Однажды Иштван смотрел, как она сидит, положив на стол голову. Ему стало ее бесконечно жаль. В недвижном ее страдании было что-то древнее, благородное. Она сейчас походила на свою мать.
— Я подурнела, правда? — сказала она.
— Что ты. Совсем нет, дорогая.
— И постарела, — добавила она горько.
Иштван взглянул на нее и увидел, что некогда гладкий лоб ее теперь весь в морщинах, от крыльев носа ко рту идут две глубокие складки, словно каналы для слез. Волосы поредели. На висках, среди белокурых локонов, появились седые прядки. Цвет волос стал каким-то зеленовато-серым. У Иштвана сжалось сердце. Он наклонился и поцеловал ее руку, лежащую на столе.
— Нет, — сказал он, — ты очень красива, Вилма. Так красива, как никогда.
— Ты такой добрый…
— Знаешь, — добавил Иштван, — сейчас я бы взял тебя в жены. Но поздно.
— Да, слишком поздно.
— Нам бы с этого следовало начать. Когда-то давно я был знаком с одним русским, каким-то беженцем; он жил очень бедно; я с ним часто встречался. Он однажды рассказывал: мужики не знают такого слова — «люблю». Они говорят: «жалею». И это значит — «люблю».
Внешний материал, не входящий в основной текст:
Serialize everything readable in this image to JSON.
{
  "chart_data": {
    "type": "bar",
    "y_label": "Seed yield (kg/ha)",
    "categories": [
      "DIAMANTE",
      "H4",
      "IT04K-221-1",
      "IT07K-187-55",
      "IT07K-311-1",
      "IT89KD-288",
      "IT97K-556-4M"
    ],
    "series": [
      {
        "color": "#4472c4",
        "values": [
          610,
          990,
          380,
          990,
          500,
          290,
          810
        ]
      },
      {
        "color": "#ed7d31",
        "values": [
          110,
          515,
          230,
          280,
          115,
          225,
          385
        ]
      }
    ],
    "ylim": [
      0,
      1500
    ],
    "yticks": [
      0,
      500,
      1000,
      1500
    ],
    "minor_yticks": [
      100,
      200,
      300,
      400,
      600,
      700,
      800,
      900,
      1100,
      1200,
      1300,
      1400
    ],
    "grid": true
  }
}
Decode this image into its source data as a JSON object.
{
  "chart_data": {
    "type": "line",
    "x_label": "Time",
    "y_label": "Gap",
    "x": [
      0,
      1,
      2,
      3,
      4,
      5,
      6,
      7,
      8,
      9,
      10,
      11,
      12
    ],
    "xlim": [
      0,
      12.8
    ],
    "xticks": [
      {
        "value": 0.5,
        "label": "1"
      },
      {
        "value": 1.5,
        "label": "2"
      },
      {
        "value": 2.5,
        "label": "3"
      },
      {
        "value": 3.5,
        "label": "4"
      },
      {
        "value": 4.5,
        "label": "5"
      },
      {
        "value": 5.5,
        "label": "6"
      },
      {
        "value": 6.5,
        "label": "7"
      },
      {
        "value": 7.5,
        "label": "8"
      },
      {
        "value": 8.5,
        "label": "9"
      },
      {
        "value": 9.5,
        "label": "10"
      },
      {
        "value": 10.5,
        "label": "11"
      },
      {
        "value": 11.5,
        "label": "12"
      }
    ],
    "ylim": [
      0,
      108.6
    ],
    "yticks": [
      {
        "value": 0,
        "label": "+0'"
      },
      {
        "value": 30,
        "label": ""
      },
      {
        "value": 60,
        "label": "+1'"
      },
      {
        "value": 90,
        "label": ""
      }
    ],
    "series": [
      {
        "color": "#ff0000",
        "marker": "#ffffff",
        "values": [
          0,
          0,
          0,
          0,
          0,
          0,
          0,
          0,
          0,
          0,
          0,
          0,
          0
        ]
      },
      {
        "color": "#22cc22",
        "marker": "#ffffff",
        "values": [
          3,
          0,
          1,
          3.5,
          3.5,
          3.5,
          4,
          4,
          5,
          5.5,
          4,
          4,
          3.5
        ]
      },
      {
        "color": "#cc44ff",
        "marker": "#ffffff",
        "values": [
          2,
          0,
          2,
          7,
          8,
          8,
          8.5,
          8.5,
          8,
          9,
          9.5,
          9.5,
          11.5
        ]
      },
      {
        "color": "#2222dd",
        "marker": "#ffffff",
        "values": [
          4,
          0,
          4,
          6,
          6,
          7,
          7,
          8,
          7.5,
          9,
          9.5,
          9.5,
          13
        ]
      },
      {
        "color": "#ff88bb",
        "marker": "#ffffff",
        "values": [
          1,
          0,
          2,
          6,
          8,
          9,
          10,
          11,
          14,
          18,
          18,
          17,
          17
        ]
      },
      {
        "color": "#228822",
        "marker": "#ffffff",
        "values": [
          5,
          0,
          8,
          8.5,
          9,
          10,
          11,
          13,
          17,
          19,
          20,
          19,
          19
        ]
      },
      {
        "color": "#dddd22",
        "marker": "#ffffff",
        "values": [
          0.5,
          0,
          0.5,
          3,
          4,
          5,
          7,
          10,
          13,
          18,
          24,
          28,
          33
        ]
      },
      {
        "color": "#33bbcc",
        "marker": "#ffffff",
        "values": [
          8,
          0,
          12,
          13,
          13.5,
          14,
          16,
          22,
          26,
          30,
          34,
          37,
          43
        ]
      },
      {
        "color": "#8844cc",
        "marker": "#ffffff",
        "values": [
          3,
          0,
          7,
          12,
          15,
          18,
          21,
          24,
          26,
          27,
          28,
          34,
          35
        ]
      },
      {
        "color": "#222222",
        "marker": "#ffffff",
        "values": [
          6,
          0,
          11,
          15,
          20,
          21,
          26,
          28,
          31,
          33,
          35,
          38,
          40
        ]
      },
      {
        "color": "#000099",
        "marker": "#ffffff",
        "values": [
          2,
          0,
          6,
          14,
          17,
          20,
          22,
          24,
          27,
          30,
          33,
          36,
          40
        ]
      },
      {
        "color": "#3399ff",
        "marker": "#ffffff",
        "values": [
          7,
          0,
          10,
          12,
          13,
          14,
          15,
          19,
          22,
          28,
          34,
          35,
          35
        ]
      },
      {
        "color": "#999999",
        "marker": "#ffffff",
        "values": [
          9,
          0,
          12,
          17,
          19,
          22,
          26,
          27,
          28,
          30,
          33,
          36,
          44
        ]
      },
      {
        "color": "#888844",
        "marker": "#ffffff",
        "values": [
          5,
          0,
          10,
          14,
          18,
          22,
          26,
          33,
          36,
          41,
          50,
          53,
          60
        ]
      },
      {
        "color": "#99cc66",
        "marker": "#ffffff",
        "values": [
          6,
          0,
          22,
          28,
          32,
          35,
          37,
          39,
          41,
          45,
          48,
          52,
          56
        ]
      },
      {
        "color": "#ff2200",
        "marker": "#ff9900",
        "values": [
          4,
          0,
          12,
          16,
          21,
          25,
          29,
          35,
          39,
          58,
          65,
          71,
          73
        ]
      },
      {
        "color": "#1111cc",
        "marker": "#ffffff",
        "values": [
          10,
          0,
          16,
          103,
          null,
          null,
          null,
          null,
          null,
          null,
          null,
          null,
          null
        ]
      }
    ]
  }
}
Она подняла на него счастливый взгляд.
— Я никогда тебя не обманывала, даже когда была помолвлена с Дюлой. Я всегда оставалась честной.
— Да, — задумчиво продолжал Иштван, — так прекрасно было бы… но — как бы это сказать? — мы перепутали очередность. Брак — это то, что действительно можно назвать так; не начало, а завершение, трагическая необходимость. Вступать в брак можно тогда, когда он уже существует. А все прочее — лишь игра, развлечение. Обречен на несчастье тот, кто решает жениться лишь потому, что так надо, и совершает такую попытку, и чего-то от этого ждет.
— Может быть, мне развестись? — размышляла вслух Вилма.
Но потом сама же махнула рукой:
— Нет, Дюла привык ко мне. Он любит меня. И я тоже его люблю. Развестись невозможно. Ты сам понимаешь, что невозможно.
Шли годы. Мало что изменилось за это время; почти ничего.
Дюла спустя два года получил-таки долгожданные деньги. Теперь они с Вилмой не бедствовали: ходили в оперу, ездили за границу, на воды.
Через десять лет Вилма снова справляла траур: скончались ее родители, сначала аптекарь, потом и его жена. Обоим было уже за семьдесят. Дочери схоронили их с почестями и долго оплакивали. Длинный беленый дом, где они провели молодость, был продан; однако, как оказалось, на нем висело столько долгов, что на покрытие их ушло почти все наследство. «Проплясали наследство», — шептались в городе.
Дом купил оборотистый и проворный торговец скобяным товаром; он перекрасил стены, переоборудовал комнаты, а в помещении, где была аптека св. Анны, разместил свою лавку.
Дом невозможно было узнать.
Теперь они были чужими и здесь.
Иштван к пятидесяти годам поседел, состарился не только телом, но и душой. Он говорил о смерти с тем равнодушием, с каким говорят о ней старики, которые уже ощущают себя частицей земли и ничему не способны сочувствовать. Он стал носить очки. Зубы его шатались, десны кровоточили. Когда он откусывал хлеб, на куске оставались следы крови. Многие годы он ходил к зубному врачу, ставя себе золотые протезы.
С грустной улыбкой смотрел он на суету жизни.
Ночью, когда ему не удавалось заснуть, он лежал и слушал собачий лай, доносившийся со двора соседнего дома. Собака принималась лаять каждую ночь в один и тот же час, потом делала передышку, но на заре вновь будила его. Иштван ни разу ее не видел, но с течением времени стал испытывать к ней нечто вроде дружеского сочувствия и с интересом прислушивался, как она злится и носится на цепи, как скулит от страха или от скуки. Она словно гонялась в своем дворе за тенями. Когда светила луна, собака, похоже, не спала вовсе; она взлаивала на каждый порыв ветра или, подняв морду, протяжно, тоскливо выла. Иштвана почти забавляли ее бесконечные жалобы. Она бесновалась, как душевнобольной, страдающий манией преследования и постоянно обороняющийся от несуществующих призраков. Таковы почти все собаки. А ведь люди порой считают их животными-филистерами.